Between the feeding and the mulching and the planting and the weeding, it never ends and I am slowly coming to the realization that it will never ever be done.  But, despite this inevitable truth, I am, in my very human way, still working toward surrendering to the full acceptance of this recognition. On good days, the awareness of acceptance comes easily and acceptance becomes a place to rest. It becomes something to lean into, like a sun-warmed river stone, soft and firm all at once. For me this happens when I finally come to the sign on the road that says, STOP, go no further, you have done all  that you can physically and mentally do, now, you must simply accept this. At this point, I can do one of two things: I can either feel overwhelmed and panicked (which happens far too often, and always results in injury and frustration. Last week it resulted in 15 bee stings and the accidental laundering of Mark’s i-pod) OR, I can lean into the recognition of acceptance, and, I can rest there. I am slowly coming to realize that the rest option is definitely preferred, and ironically it is actually more efficient in the long run. And so, this being said, sometimes, I simply go down to the garden to eat salad, not to plant it, or weed it, or mulch it, not to work, but to simply taste the fruits of our labours, and oh, the taste.

And while I am down there, there are artichokes to harvest, which I bring up from the garden for Mark and I to eat with Mark’s amazing duck egg hollandaise.

And in the morning before the day begins, I go out and pick strawberries for my breakfast granola, and as I sink my teeth into their sweetness, nothing else in the world exists.

So we are working and we are eating and we are contemplating the possibility of acceptance. But Whatelse? Well, our bees are also working hard, now that there is more nectar available. Two weeks ago, here on Vancouver Island, we had a major dearth and our bees required emergency feeding. The combination of the cool temperatures and rain and the lack of forage meant no food for bees. We had to intervene with sugar syrup and chamomile tea blends.
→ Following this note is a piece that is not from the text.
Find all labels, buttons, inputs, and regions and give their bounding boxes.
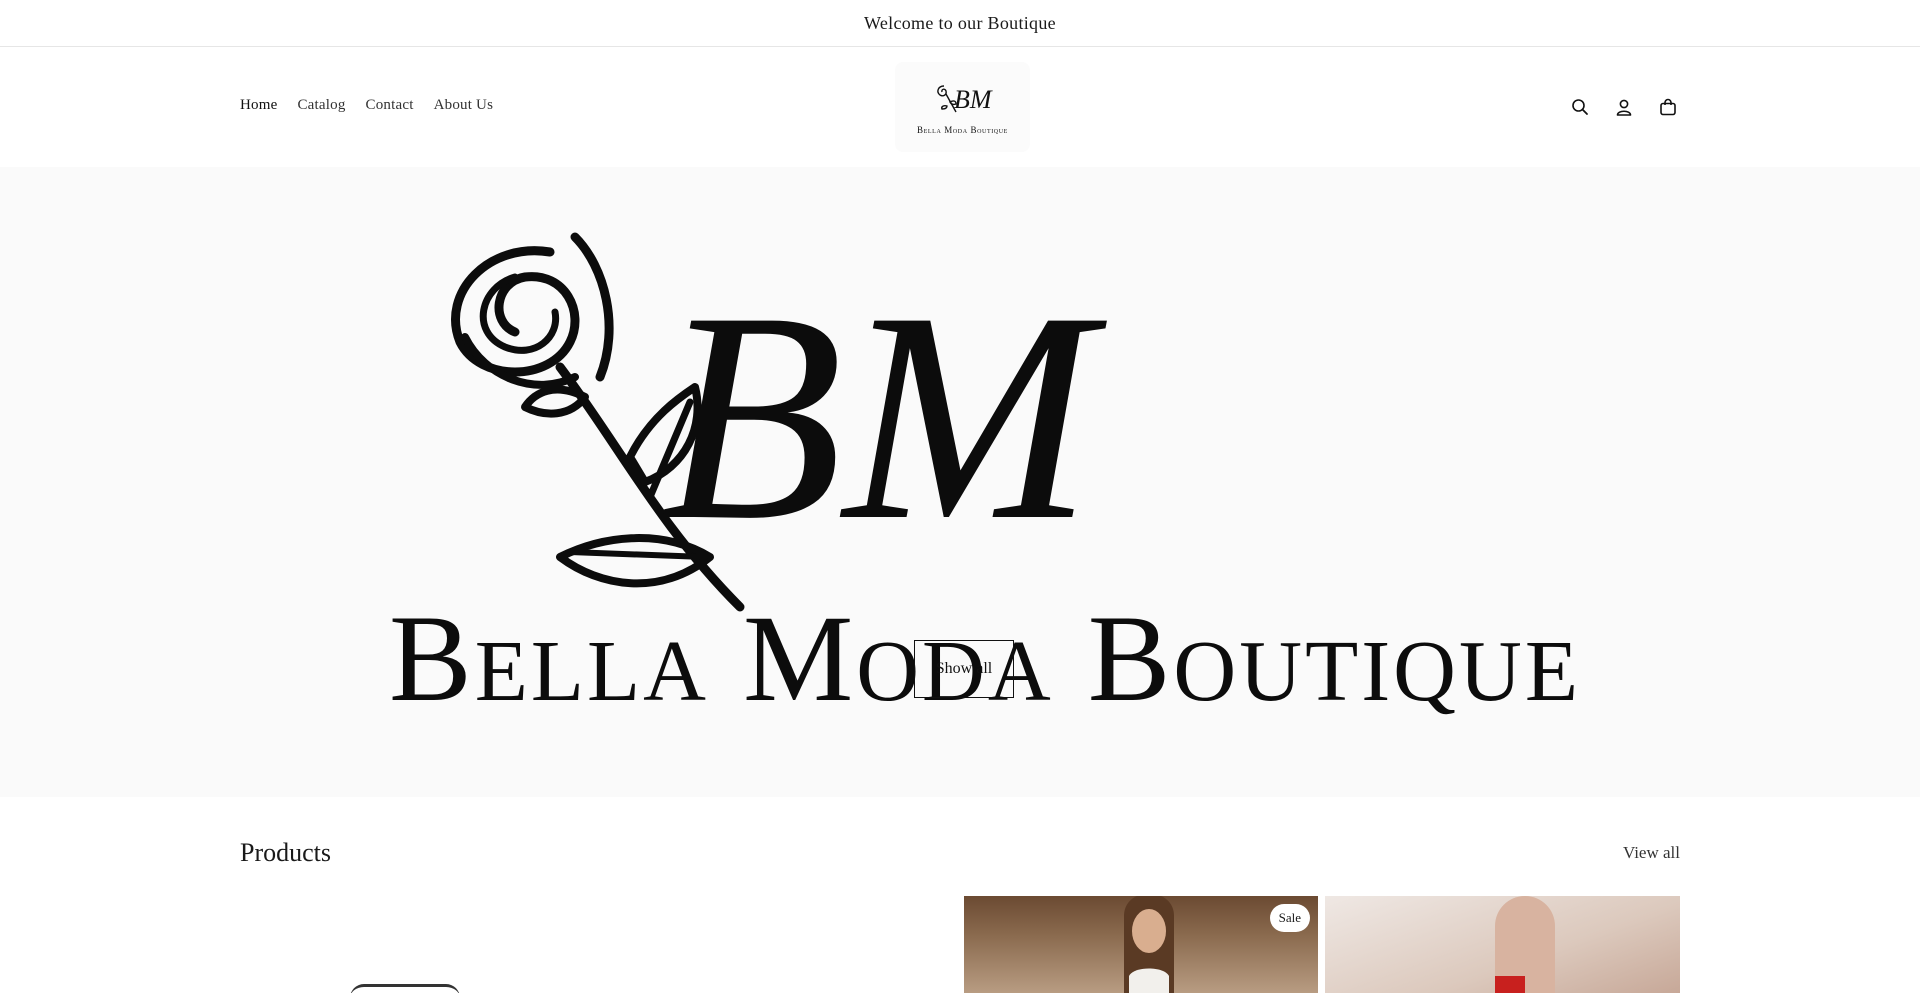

We are happy to report that we caught it just in time and all of our beloved bees survived.  Now that the clover is out and the black-berries have begun to bloom, all should be well.  Not to mention some of the flowers we planted specifically for our bees are now in bloom, and our bees are taking up their nectar with the greatest of appreciation. Below is an image of a bee on Phacilia, a flower that bees absolutely love and that we planted in abundance on the property.  Next year we hope to have 1/2 an acre of just bee forage.

Yes, we really do love these winged friends.

And speaking of Honey Grove residents, there are some new ones…11 in fact.  They are growing by the day, learning to perch and taking lots of cozy naps.

They are the cheeriest bunch, there is absolutely no chance of being depressed in their company. You have never met a happier crowd and I look forward to my visits with them throughout the day. Yes, between the garden and the bees and the chicks and the guests, we are non-stop over here. Mark is balancing farm life with bakery shifts, and when he is not hard at work on his own brick oven, he is hard at work baking in another brick oven at our local bakery.

( Mark at the bakery in town)

When we are not in the garden, or making bread, or airing linens, or picking peas, or planting seeds, or watering the orchard, or shoveling compost, we are simply leaning into accepting the fact that we might not get it all done. Of course, whenever we are taking life too seriously we can always count on Gus to put us straight.  His secret of the universe is, after all, not to worry.  So carry on we do, and worry we don’t, and acceptance we are endeavoring to try.

Summery Blessings from Honey Grove.  May this find you in the midst of doing something you love~

Thanks for Being Out There~

Nao, Mark, Gus and all at Honey Grove.